For $N=100$ and $\kappa =0$ we compare the QFI of a condensate with symmetric interactions ($\lambda =1$) and an asymmetric condensate ($\lambda =0.5$) for different $\mu$ (a),(b). Asymmetric condensates are far more susceptible to the deleterious effects of multimode dynamics. The cat times for the symmetric (asymmetric) condensates are ${\tau }_{\mathrm{cat}}=1570\left(1814\right)$, $18.06\left(20.33\right)$ for $\mu =0.6$, 10.29, respectively. We also compare the magnitude of the overlap ${\gamma }_0^{ab}$ (c) for symmetric and asymmetric condensates.

Figure 8

(Top row) For a symmetric condensate $\lambda =1$, the maximum QFI is displayed for a range of parameters.
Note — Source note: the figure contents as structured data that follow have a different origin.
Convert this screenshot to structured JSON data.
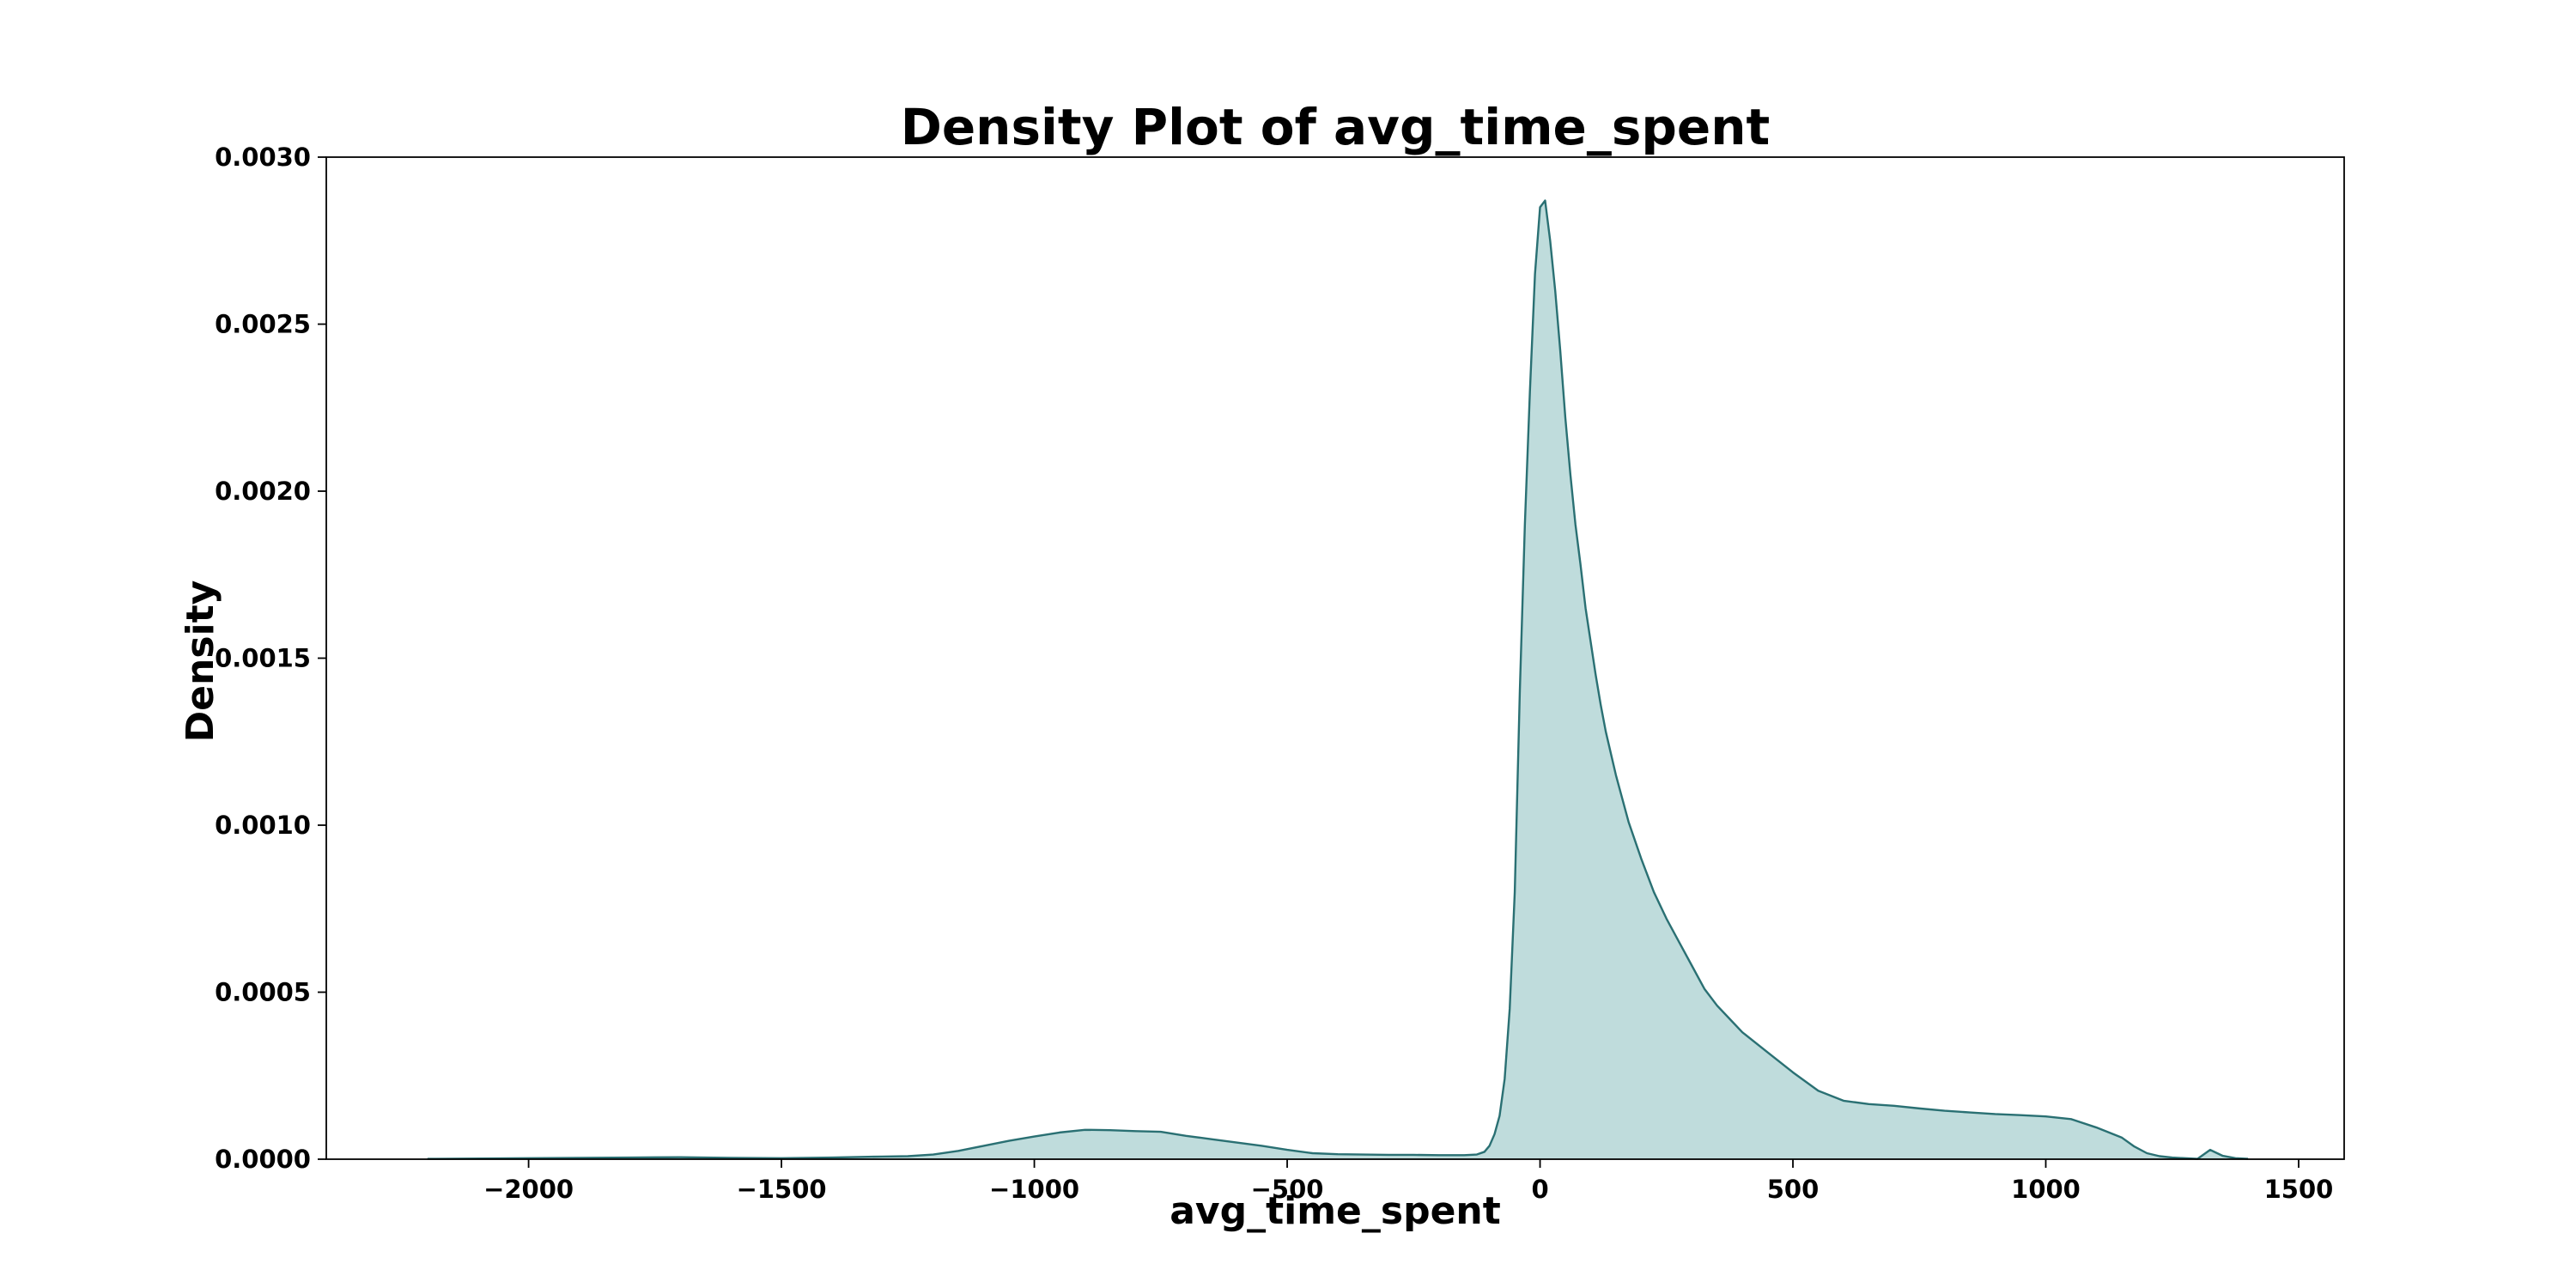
{
  "chart_data": {
    "type": "area",
    "title": "Density Plot of avg_time_spent",
    "xlabel": "avg_time_spent",
    "ylabel": "Density",
    "xlim": [
      -2400,
      1590
    ],
    "ylim": [
      0,
      0.003
    ],
    "x_ticks": [
      -2000,
      -1500,
      -1000,
      -500,
      0,
      500,
      1000,
      1500
    ],
    "x_tick_labels": [
      "−2000",
      "−1500",
      "−1000",
      "−500",
      "0",
      "500",
      "1000",
      "1500"
    ],
    "y_ticks": [
      0,
      0.0005,
      0.001,
      0.0015,
      0.002,
      0.0025,
      0.003
    ],
    "y_tick_labels": [
      "0.0000",
      "0.0005",
      "0.0010",
      "0.0015",
      "0.0020",
      "0.0025",
      "0.0030"
    ],
    "grid": false,
    "line_color": "#2a7073",
    "fill_color": "#bfdcdc",
    "series": [
      {
        "x": [
          -2200,
          -2000,
          -1800,
          -1700,
          -1600,
          -1500,
          -1400,
          -1300,
          -1250,
          -1200,
          -1150,
          -1100,
          -1050,
          -1000,
          -950,
          -900,
          -850,
          -800,
          -750,
          -700,
          -650,
          -600,
          -550,
          -500,
          -450,
          -400,
          -350,
          -300,
          -250,
          -200,
          -150,
          -125,
          -110,
          -100,
          -90,
          -80,
          -70,
          -60,
          -50,
          -40,
          -30,
          -20,
          -10,
          0,
          10,
          20,
          30,
          40,
          50,
          60,
          70,
          80,
          90,
          100,
          110,
          120,
          130,
          150,
          175,
          200,
          225,
          250,
          275,
          300,
          325,
          350,
          375,
          400,
          450,
          500,
          550,
          600,
          650,
          700,
          750,
          800,
          850,
          900,
          950,
          1000,
          1050,
          1100,
          1150,
          1175,
          1200,
          1225,
          1250,
          1275,
          1300,
          1325,
          1350,
          1375,
          1400
        ],
        "y": [
          1e-06,
          3e-06,
          5e-06,
          6e-06,
          4e-06,
          3e-06,
          5e-06,
          8e-06,
          9e-06,
          1.4e-05,
          2.5e-05,
          4e-05,
          5.5e-05,
          6.8e-05,
          8e-05,
          8.8e-05,
          8.7e-05,
          8.4e-05,
          8.2e-05,
          7e-05,
          6e-05,
          5e-05,
          4e-05,
          2.8e-05,
          1.8e-05,
          1.5e-05,
          1.4e-05,
          1.3e-05,
          1.3e-05,
          1.2e-05,
          1.2e-05,
          1.4e-05,
          2.2e-05,
          4e-05,
          7.5e-05,
          0.00013,
          0.00024,
          0.00045,
          0.0008,
          0.0014,
          0.0019,
          0.0023,
          0.00265,
          0.00285,
          0.00287,
          0.00275,
          0.0026,
          0.00242,
          0.00222,
          0.00205,
          0.0019,
          0.00178,
          0.00165,
          0.00155,
          0.00145,
          0.00136,
          0.00128,
          0.00115,
          0.00101,
          0.0009,
          0.0008,
          0.00072,
          0.00065,
          0.00058,
          0.00051,
          0.00046,
          0.00042,
          0.00038,
          0.00032,
          0.00026,
          0.000205,
          0.000175,
          0.000165,
          0.00016,
          0.000152,
          0.000145,
          0.00014,
          0.000135,
          0.000132,
          0.000128,
          0.00012,
          9.5e-05,
          6.5e-05,
          3.8e-05,
          1.8e-05,
          9e-06,
          5e-06,
          3e-06,
          1e-06,
          2.8e-05,
          1e-05,
          3e-06,
          1e-06
        ]
      }
    ]
  }
}
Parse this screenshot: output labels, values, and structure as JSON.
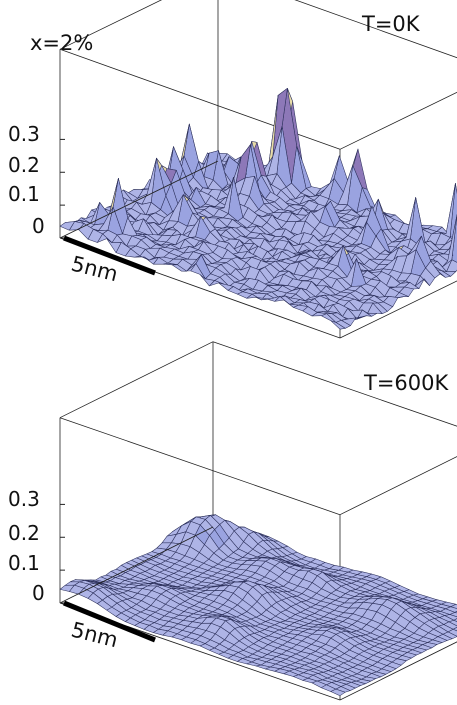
{
  "chart_data": [
    {
      "type": "surface",
      "title": "",
      "annotations": [
        "x=2%",
        "T=0K"
      ],
      "zlim": [
        0,
        0.3
      ],
      "z_ticks": [
        "0",
        "0.1",
        "0.2",
        "0.3"
      ],
      "scale_bar": "5nm",
      "grid": true,
      "surface_color": "#aeb4e6",
      "mesh_color": "#2b2f5a",
      "description_peaks": "many sharp spikes up to ~0.3 along back and left edges"
    },
    {
      "type": "surface",
      "title": "",
      "annotations": [
        "T=600K"
      ],
      "zlim": [
        0,
        0.3
      ],
      "z_ticks": [
        "0",
        "0.1",
        "0.2",
        "0.3"
      ],
      "scale_bar": "5nm",
      "grid": true,
      "surface_color": "#aeb4e6",
      "mesh_color": "#2b2f5a"
    }
  ]
}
The QFI is compared to $F_Q=N^2/2$ (dashed magenta), which is quickly (relative to ${\tau }_{\mathrm{cat}}$) reached under OAT. (Bottom row) For $N=100$, we display the time at which the maximum QFI occurs (not necessarily $t_{\mathrm{cat}}$). This is compared to the TF result [Eq. (34), solid black], and deviations from this curve indicate that the corresponding maximum QFI is not associated with a cat peak. The dashed cyan lines are integer multiples of the period of $|{\gamma }_2^{aa}(m=0)|$.